Consider for a moment the words of the apostle Paul, “All Scripture is God-breathed [italics mine] and is useful for teaching, rebuking, correcting and training in righteousness, so that the servant of God may be thoroughly equipped for every good work” (2 Timothy 3:16). The Greek word for God-breathed is theopneustos, which means “. . . to breathe or blow. Prompted by God, given by divine inspiration, breathed out by God, produced by the breath of God.”[8] Clearly, the apostle Paul who wrote these words to Timothy described the very words he was writing (as well as those from other writers) as: (1) initiated by God, and (2) released by God onto or into another entity. Regarding the first point, “initiated by God” points to God as the origin of God’s Word. With regard to the second point, God breathed out His Word into the writer’s mind. Can a perfect God breathe something into an imperfect writer’s mind? Sure, God can do whatever He wants with His resources. So even though the writers were using their human minds and hands to pen God’s Word, the words originated with God and God breathed or impressed them into the minds of these authors.

Also, consider these words written by the prophet Jeremiah where God said to the prophet: “The word of the LORD came to me, saying,

Before I formed you in the womb

I knew you,

  Before you were born I set you apart;

  I appointed you as a prophet to the nations. (Jeremiah 1:4)

The phrase, “The word of the LORD came to me” occurs three more times in chapters 1 and 2. This signifies the working of God’s Spirit, or the “breathing” of the Spirit upon Jeremiah. It shows that a divine, perfect God can impress His words upon a human being.

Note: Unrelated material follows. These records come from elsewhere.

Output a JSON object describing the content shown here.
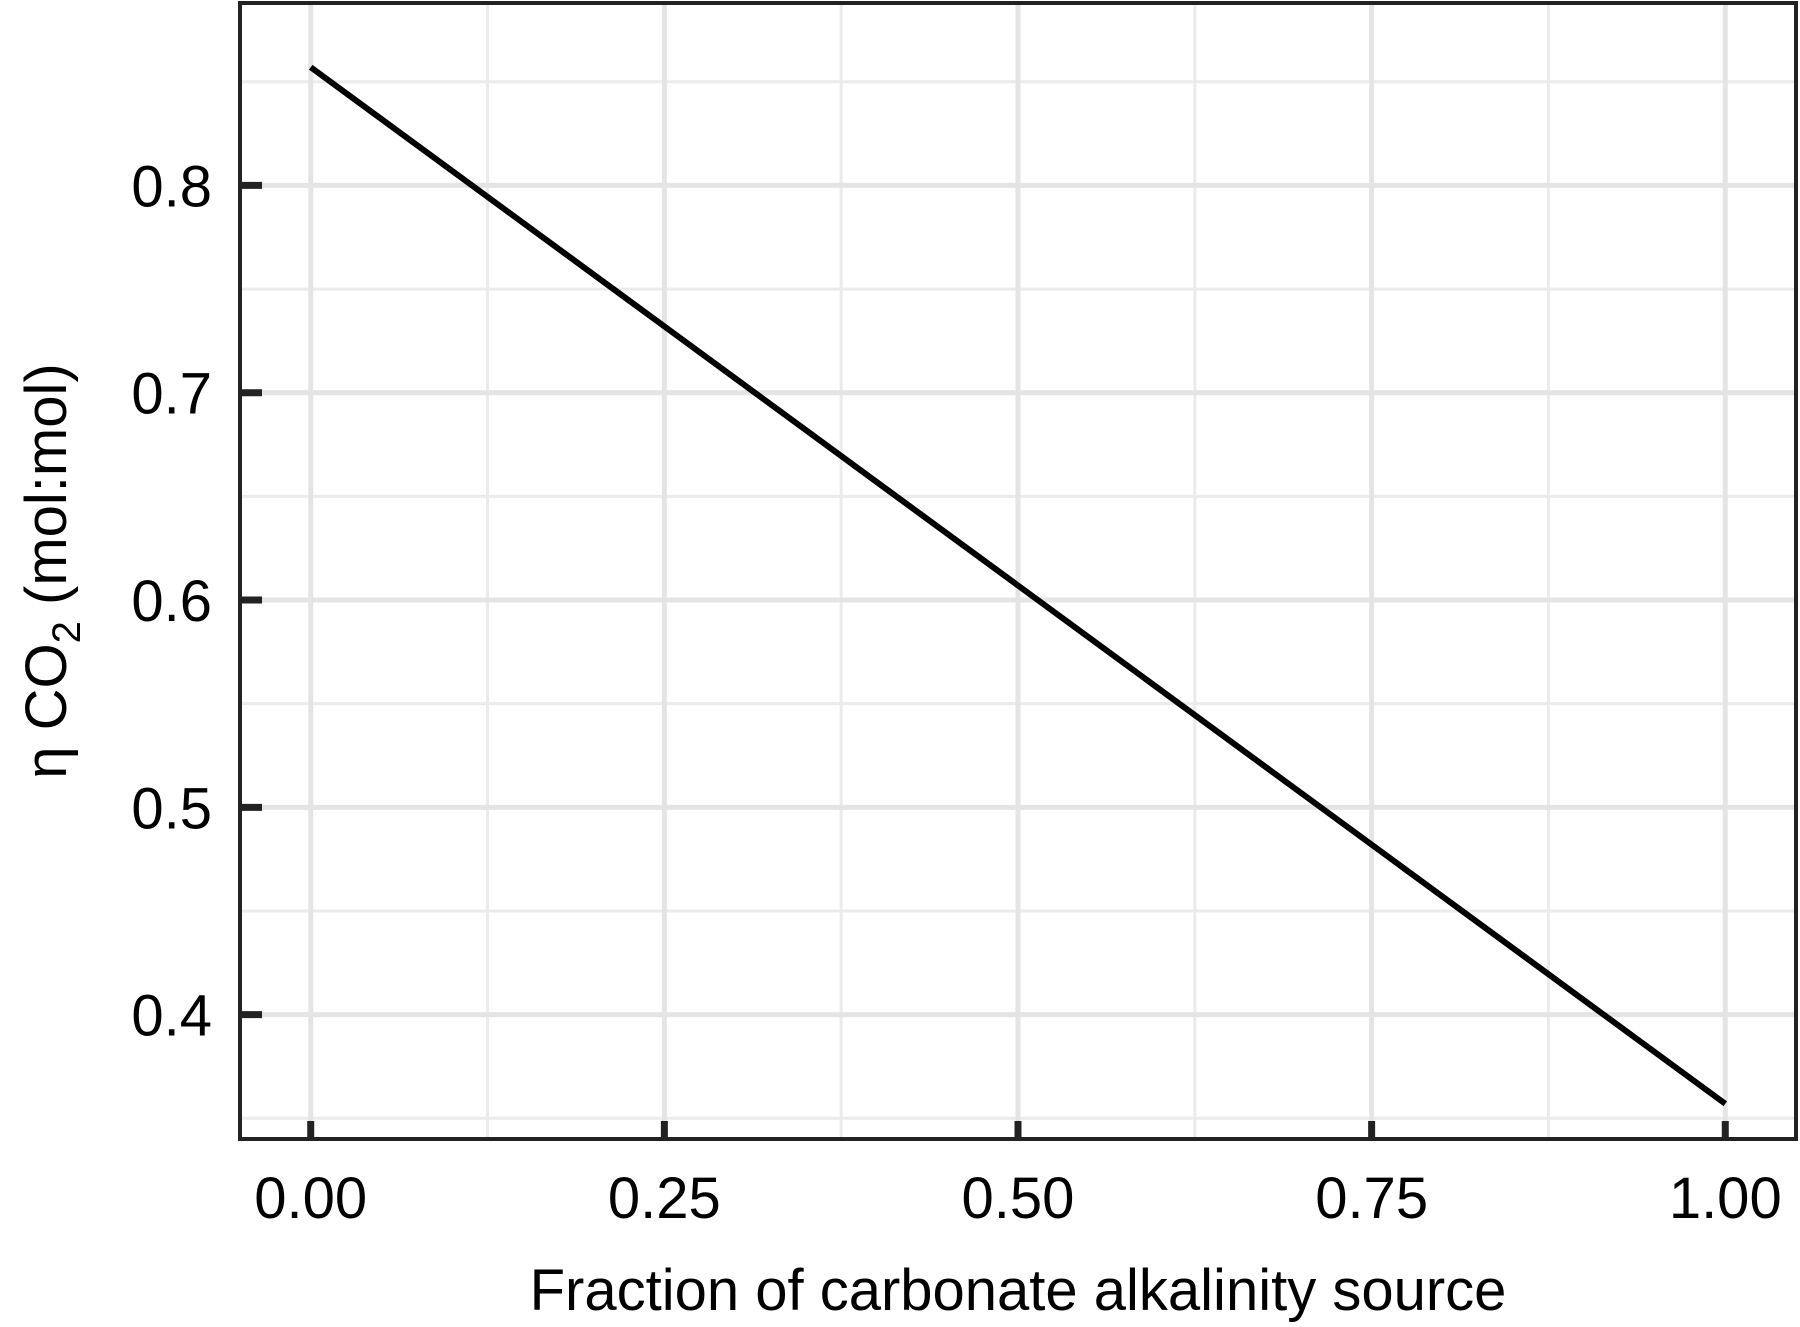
{
  "chart_data": {
    "type": "line",
    "title": "",
    "xlabel": "Fraction of carbonate alkalinity source",
    "ylabel": {
      "prefix": "η CO",
      "subscript": "2",
      "suffix": " (mol:mol)"
    },
    "xlim": [
      -0.05,
      1.05
    ],
    "ylim": [
      0.34,
      0.888
    ],
    "x_ticks": [
      0.0,
      0.25,
      0.5,
      0.75,
      1.0
    ],
    "x_tick_labels": [
      "0.00",
      "0.25",
      "0.50",
      "0.75",
      "1.00"
    ],
    "x_minor_ticks": [
      0.125,
      0.375,
      0.625,
      0.875
    ],
    "y_ticks": [
      0.4,
      0.5,
      0.6,
      0.7,
      0.8
    ],
    "y_tick_labels": [
      "0.4",
      "0.5",
      "0.6",
      "0.7",
      "0.8"
    ],
    "y_minor_ticks": [
      0.35,
      0.45,
      0.55,
      0.65,
      0.75,
      0.85
    ],
    "grid": true,
    "series": [
      {
        "x": [
          0.0,
          0.25,
          0.5,
          0.75,
          1.0
        ],
        "y": [
          0.857,
          0.732,
          0.607,
          0.482,
          0.357
        ],
        "color": "#000000"
      }
    ]
  }
}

[1] Sin is disobedience to God’s Word, but it results in a break in the relationship between a person (or nation) and God. With the exception of the creation story in the first three chapters of the first book (Genesis), the remainder of the chapters and books in the Word of God deal specifically with the topic of sin and its ramifications.

[2] Lucas Hagen, “The Bible Was Written to Inform God’s People”, Christianity.com, October 29, 2020, accessed February 10, 2021, https://www.christianity.com/wiki/bible/what-is-the-purpose-of-the-bible.html.

[3] Free choice, however, is still given to humans. Humans have the ability to do what is right and what is wrong. In this case, God has chosen specific writers to record His infallible Word as a standard for all people to abide by.

[4] Lewis Sperry Chafer, Systematic Theology, vol. 1 (Grand Rapids, MI: Kregel Publications, 1993), 58 in John A. Witmer, “The Incarnate and the Written Word of God,” Bibliotheca Sacra, (Jan-Mar 1956), 67.

[5] C.E. Stowe, Origin and History of the Books of the Bible (Harford, CT: Hartford Publishing Company, 1868), 19-20.

[6] B.B. Warfield, “Inspiration,” International Standard Bible Encyclopedia, III, 1474. Cf. Warfield, The Inspiration and Authority of Scripture, pp. 131 ff in John F. Walvoord, “Is the Bible the Inspired Word of God?” Bibliotheca Sacra (Jan 1959), 6.

[7] Ibid., 7.

[8] Spiros Zodhiates and Warren Baker, eds., Hebrew-Greek Key Word Study Bible: Key Insights into God’s Word (Chattanooga, TN: AMG Publishers, 1996), 2535.